Des probiotiques aident des femmes à perdre du poids

Une équipe composée de chercheurs de l'Université Laval et du Centre de recherche Nestlé à Lausanne a découvert que certains probiotiques pourraient aider les femmes à perdre du poids et à le maintenir. La souche utilisée dans l'étude appartient à la compagnie Nestlé.
Le professeur Angelo Tremblay, de la Faculté de médecine de l'Université Laval, a participé à l'étude publiée dans la revue British Journal of Nutrition. Sachant que la flore intestinale des personnes obèses diffère de celle des personnes minces, les chercheurs ont cherché à savoir si un apport en probiotiques pouvait aider à la rééquilibrer au profit de bactéries favorisant un poids santé.
Quelque 125 hommes et femmes présentant un surplus de poids ont été soumis à un régime amaigrissant d'une durée de 12 semaines, suivi d'une période de 12 semaines visant le maintien du poids. Pendant cette période, la moitié des participants devait avaler quotidiennement deux comprimés d'un probiotique de la famille des Lactobacillus rhamnosus, l'autre moitié recevant un placebo.
«Au terme des 12 semaines de régime, les chercheurs ont observé une perte de poids de 4,4 kg chez les femmes du groupe probiotique contre 2,6 kg chez celles du groupe placebo. Chez les participants masculins de l'étude, cependant, aucune différence dans la perte de poids n'a été observée entre les deux groupes», indique le communiqué publié hier par l'Université Laval.
Angelo Tremblay ne pouvait dire pour quelle raison les hommes n'avaient pas subi le même effet que les femmes, avançant l'hypothèse qu'il pouvait peut-être s'agir d'une question de dosage ou de durée trop courte de l'étude.

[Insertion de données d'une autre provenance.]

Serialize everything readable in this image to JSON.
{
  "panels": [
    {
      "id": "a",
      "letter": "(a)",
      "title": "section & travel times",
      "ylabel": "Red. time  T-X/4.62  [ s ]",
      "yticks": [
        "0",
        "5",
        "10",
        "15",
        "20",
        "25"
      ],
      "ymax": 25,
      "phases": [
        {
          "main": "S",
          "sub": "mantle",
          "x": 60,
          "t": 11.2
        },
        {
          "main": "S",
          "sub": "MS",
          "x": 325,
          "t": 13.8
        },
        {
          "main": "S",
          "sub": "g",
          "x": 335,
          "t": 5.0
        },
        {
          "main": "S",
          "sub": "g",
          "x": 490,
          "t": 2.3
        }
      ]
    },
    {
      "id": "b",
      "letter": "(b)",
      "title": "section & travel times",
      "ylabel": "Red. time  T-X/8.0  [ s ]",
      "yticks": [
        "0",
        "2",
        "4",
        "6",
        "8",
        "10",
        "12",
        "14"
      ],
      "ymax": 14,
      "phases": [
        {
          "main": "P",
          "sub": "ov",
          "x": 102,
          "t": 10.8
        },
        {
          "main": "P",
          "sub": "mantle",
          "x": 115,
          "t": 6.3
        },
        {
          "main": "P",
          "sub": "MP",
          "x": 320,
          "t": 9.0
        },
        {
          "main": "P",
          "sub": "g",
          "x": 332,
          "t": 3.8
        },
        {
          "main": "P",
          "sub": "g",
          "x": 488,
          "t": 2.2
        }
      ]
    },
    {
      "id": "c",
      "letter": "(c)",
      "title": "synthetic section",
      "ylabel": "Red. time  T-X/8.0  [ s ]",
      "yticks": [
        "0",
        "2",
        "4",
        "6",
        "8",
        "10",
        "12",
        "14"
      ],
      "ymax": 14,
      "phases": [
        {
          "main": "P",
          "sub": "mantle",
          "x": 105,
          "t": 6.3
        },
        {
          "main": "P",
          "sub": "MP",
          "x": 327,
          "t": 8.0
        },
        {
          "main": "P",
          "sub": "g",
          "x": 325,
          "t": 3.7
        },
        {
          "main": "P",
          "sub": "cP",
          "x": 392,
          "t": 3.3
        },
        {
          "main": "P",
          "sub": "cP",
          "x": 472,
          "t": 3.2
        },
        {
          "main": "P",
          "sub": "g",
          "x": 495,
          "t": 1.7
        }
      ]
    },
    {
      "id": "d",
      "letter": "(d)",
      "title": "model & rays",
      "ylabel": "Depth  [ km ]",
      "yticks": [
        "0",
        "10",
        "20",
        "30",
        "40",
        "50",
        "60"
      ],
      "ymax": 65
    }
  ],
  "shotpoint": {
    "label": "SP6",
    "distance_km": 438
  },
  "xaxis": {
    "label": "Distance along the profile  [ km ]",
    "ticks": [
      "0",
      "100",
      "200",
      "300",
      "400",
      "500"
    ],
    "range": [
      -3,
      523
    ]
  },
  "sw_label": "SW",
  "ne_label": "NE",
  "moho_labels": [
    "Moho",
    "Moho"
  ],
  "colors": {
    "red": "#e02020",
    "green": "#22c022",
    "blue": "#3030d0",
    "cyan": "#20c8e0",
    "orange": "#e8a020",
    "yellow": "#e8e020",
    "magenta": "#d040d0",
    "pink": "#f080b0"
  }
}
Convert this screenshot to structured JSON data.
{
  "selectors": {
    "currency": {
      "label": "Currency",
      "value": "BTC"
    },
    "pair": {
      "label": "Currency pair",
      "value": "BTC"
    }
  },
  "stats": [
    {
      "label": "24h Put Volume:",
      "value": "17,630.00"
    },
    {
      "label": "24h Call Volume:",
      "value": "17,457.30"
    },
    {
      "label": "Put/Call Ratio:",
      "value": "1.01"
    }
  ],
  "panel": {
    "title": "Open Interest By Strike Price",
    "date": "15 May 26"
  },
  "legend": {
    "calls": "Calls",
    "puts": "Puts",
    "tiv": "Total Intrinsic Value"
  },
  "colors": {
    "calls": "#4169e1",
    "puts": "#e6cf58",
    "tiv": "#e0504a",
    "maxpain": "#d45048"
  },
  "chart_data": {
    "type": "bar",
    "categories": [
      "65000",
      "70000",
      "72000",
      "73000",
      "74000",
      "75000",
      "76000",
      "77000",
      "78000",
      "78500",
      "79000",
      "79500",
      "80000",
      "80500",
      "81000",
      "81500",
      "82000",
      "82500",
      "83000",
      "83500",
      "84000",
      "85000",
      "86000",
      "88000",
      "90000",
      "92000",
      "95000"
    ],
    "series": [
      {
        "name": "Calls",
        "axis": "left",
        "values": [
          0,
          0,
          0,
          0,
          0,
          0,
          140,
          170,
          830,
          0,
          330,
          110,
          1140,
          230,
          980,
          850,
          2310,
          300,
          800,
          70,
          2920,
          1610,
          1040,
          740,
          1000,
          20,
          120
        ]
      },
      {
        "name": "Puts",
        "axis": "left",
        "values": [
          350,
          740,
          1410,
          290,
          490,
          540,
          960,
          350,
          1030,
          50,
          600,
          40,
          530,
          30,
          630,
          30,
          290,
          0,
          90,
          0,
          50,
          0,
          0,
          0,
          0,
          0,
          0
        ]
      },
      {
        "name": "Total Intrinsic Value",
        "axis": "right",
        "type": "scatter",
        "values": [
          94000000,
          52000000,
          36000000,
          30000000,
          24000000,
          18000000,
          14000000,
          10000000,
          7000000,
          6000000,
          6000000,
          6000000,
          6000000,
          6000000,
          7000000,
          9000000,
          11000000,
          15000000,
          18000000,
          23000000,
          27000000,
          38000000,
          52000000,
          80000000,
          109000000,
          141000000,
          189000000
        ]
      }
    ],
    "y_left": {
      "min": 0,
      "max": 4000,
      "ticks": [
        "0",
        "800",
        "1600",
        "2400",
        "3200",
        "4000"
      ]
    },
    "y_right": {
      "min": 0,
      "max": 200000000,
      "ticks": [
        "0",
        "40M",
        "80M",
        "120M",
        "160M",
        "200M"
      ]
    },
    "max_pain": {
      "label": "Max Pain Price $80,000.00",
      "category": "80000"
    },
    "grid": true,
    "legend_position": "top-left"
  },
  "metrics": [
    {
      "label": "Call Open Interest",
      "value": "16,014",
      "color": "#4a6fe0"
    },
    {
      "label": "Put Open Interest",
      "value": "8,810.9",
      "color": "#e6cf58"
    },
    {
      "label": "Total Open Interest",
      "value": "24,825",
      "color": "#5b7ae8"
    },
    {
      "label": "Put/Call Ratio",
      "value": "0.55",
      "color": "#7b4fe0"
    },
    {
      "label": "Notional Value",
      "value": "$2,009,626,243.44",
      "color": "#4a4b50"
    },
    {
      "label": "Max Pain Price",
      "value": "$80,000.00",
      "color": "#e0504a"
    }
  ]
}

Par ailleurs, «après les 12 semaines de la période de maintien, le poids des femmes du groupe placebo était resté stable, mais la perte de poids s'était poursuivie dans le groupe probiotique pour atteindre 5,2 kg en moyenne. Ainsi, au terme des 24 semaines qu'a duré l'étude, la perte de poids était deux fois plus grande chez les femmes consommant le probiotique. Les chercheurs ont également noté chez ces dernières une baisse de leptine, une hormone qui gouverne l'appétit, de même qu'une diminution de l'abondance relative de bactéries intestinales liées à l'obésité.»
Pas un miracle
Tout n'est pas miraculeux, cependant, et le professeur Tremblay souligne que pour que les bactéries s'installent et prolifèrent dans la flore intestinale, il faut adopter une alimentation pauvre en graisses et riche en fibres.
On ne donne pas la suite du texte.